Ns. Expert : Oh.....begitu. berarti kita perlu menindak lanjuti kasus Tn.S ini.

Kemudian Ns. Expert mengunjungi Tn.S dan keluarganya di ruang rawat Tn.S.

(Scene 7)

Ns. Expert : Selamat siang Nn.C dan keluarga Tn.S Tadi perawat Ns Profi sudah
banyak bertanya dan menjelaskan tentang kondisi Tn.S. Saya harap Tn.S
dan keluarga bisa menerima situasi dan kondisi ini dengan terbuka,
ikhlas, dan lapang dada. Memang saat ini kondisi Tn.S benar seperti apa
yang sudah dijelaskan oleh perawat teman kami.
Nn.C : Iya suster, saya berharap ayah saya tidak sesak dan batuk lagi, sehingga
kami dapat pulang ke rumah
Suami Nn.C : Saya dan keluarga juga tak hentinya berdoa pada Tuhan semoga ayah
saya cepat sembuhnya
Ns. Expert : Iya..bagus. Segala sesuatu memang harus kita serahkan kepada Tuhan
Yang Maha Esa. Kami disini sebagai tim kesehatan/keperawatan hanya
berusaha, dan yang menentukan Tuhan.
Ns. Expert : Baiklah...saya akan menjelaskan hal-hal yang sebaiknya Nn.C dan
keluarga bisa lakukan. Saya akan memberikan gambaran / alternatif yang
dapat Tn.S dan keluarga lakukan. Diharapkan setelah ini lebih menjaga
kesehatan Tn.S. melarang Tn.S untuk kembali merokok dan mengurangi
paparan debu atau. Hal ini dikarenakan Tn.S sudah tua sehingga seluruh
organ tubuh nya sangat rentan terkena penyakit.
Nn.C : Baik suster. Terimakasih akan masukan dan nasehatnya.

Ns. Expert dan Ns. Proficient meninggalkan ruangan.


(Narrator)
Demikian tadi cerita yang menggambarkan perkembangan kemampuan perawat dari
tingkat NOVICE – EXPERT yang merupakan teori Patricia Benner.
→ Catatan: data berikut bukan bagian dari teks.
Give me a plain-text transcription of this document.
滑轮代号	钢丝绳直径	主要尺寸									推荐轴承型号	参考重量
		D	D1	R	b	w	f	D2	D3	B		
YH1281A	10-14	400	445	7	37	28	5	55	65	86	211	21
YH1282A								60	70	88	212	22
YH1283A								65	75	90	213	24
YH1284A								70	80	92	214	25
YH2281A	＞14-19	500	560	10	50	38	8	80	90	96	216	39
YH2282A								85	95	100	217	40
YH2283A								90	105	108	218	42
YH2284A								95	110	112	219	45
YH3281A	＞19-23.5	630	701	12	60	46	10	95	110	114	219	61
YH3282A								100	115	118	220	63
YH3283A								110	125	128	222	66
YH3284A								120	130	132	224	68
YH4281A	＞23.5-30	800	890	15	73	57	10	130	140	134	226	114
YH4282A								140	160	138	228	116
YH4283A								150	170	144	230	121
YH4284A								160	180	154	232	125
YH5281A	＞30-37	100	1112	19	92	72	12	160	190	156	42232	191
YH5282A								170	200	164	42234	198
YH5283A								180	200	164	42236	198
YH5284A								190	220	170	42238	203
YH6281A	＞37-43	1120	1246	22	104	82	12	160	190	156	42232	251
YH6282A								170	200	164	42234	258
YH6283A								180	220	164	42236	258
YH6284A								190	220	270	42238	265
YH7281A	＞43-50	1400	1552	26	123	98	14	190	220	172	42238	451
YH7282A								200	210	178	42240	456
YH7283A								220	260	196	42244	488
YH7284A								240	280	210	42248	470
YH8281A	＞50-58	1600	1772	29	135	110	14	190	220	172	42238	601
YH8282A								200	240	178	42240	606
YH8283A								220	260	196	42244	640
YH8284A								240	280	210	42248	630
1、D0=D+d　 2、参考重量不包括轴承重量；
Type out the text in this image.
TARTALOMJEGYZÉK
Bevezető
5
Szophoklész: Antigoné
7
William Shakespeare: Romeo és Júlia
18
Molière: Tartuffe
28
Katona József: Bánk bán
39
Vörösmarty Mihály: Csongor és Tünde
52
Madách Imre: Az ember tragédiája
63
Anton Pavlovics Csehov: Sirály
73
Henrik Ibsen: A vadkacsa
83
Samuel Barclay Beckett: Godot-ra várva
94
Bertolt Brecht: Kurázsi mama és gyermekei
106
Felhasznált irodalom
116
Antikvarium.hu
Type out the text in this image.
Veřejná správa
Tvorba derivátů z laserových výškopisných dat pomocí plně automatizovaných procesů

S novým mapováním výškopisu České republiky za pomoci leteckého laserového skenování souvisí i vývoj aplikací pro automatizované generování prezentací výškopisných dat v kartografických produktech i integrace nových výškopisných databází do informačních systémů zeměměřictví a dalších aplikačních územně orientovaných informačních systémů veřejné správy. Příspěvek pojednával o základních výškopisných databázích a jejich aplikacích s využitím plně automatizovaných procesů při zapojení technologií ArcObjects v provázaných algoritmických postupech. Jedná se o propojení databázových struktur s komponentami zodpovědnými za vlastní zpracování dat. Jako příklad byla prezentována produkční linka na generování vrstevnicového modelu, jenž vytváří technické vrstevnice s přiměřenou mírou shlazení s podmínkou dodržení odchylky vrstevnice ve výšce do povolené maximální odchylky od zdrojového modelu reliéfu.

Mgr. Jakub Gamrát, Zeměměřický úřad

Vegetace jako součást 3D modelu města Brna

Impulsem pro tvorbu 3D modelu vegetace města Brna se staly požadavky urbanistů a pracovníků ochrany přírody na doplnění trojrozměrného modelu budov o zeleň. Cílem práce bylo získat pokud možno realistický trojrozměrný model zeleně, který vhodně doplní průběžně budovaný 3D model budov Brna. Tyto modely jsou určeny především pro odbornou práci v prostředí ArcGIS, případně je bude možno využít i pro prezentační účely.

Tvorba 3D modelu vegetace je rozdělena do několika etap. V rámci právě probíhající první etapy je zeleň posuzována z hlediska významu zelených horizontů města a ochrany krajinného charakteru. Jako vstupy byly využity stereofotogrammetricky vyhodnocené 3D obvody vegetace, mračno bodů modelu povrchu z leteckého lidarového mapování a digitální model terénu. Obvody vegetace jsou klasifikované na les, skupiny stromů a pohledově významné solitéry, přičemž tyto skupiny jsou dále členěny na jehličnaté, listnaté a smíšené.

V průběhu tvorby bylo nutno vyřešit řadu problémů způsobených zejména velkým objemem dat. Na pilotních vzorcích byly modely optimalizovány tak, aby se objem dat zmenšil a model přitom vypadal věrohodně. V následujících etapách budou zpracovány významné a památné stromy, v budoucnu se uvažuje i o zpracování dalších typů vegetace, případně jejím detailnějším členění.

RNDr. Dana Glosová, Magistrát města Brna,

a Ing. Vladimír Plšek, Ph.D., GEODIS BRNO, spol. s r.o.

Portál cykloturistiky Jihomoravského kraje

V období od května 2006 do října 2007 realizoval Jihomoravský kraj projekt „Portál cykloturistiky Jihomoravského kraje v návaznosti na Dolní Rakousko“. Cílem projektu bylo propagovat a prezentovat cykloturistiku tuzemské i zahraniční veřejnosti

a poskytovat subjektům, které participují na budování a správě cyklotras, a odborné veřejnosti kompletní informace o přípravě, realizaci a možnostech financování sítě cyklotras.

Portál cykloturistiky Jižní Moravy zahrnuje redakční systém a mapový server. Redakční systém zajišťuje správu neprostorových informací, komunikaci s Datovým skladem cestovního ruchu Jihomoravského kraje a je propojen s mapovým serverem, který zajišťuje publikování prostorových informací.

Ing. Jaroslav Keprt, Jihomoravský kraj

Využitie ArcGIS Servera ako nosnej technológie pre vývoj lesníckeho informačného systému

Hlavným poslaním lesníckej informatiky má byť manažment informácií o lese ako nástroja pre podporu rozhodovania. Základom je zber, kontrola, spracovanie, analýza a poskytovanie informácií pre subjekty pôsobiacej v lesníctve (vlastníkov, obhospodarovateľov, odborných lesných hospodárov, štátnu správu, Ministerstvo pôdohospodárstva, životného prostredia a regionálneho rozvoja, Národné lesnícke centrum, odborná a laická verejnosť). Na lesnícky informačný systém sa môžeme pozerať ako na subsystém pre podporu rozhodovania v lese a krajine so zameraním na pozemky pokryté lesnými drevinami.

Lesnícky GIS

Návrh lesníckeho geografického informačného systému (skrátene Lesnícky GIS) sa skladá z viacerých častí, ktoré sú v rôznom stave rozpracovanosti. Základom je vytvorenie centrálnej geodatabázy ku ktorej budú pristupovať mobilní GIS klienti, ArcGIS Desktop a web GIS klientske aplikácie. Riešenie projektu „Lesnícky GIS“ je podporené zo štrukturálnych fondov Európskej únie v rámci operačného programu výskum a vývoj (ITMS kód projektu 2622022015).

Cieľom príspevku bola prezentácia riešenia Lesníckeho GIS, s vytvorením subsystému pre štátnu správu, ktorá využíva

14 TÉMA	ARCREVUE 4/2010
Semoga
gambaran tersebut mewakili pemahaman yang sesuai.
J. Penelitian Terkait
1) Persepsi tentang peningkatan jenjang karir perawat rumah sakit di Cilegon.
Tujuan : Untuk Mengetahui gambaran persepsi perawat dengan persepsi
perawat tentang peningkatan jenjang karir dan dengan sub variabel jenjang karir
(pengembangan karir,penghargaan pengakuan , promosi dan tantangan).
Metode design penelitian : Cross Sectional
Hasil : Terdapat hubungan bermakna antara usia dengan persepsi tentang
Pengakuan (p=0,034). Terdapat hubungan bermakna antara lama kerja dengan
persepsi tentang Pengakuan (p=0,031: QR =0,423)
Hal yang bisa dikembangkan dari penelitian ini :

2) Nurses’ perceptions and expectations on implementation of career ladder In


public Hospital In Makasar.
Tujuan : Mengevaluasi persepsi dan harapan perawat terhadap pelaksanaan
sistem pengembangan jenjang karir perawat.
Metode design penelitian : Cross sectional
Hasil : Secara umum pelaksanaan jenjang karir pada kedua rumah sakit
sudah baik, namun rumah sakit tetap perlu memberikan perhatian dan dukungan
terhadap faktor yang berpengaruh terhadap kepuasan perawat.
Hal yang bisa dikembangkan dari penelitian ini :

3) Corelation between career ladder, continuing profesional development and nurse


satisfication : a case study in Indonesia
Tujuan : Untuk mengidentifikasi persepsi perawat terhadap sistem jenjang
karir dan pendidikan profesional berkelanjutan serta hubungan antara persepsi
dan kepuasan pekerjaan perawat
Metode design penelitian : Case Study
Hasil : terdapat hubungan positif antara pendidikan profesional berkelanjutan
dan kepuasan perawat, dimana persepsi yang lebih baik dari pendidikan
profesional berkelanjutan akan meningkatkan kepuasan perawat. Sedangkan
ditemukan hubungan negative antara pelaksanaan system tersebut dan kepuasan.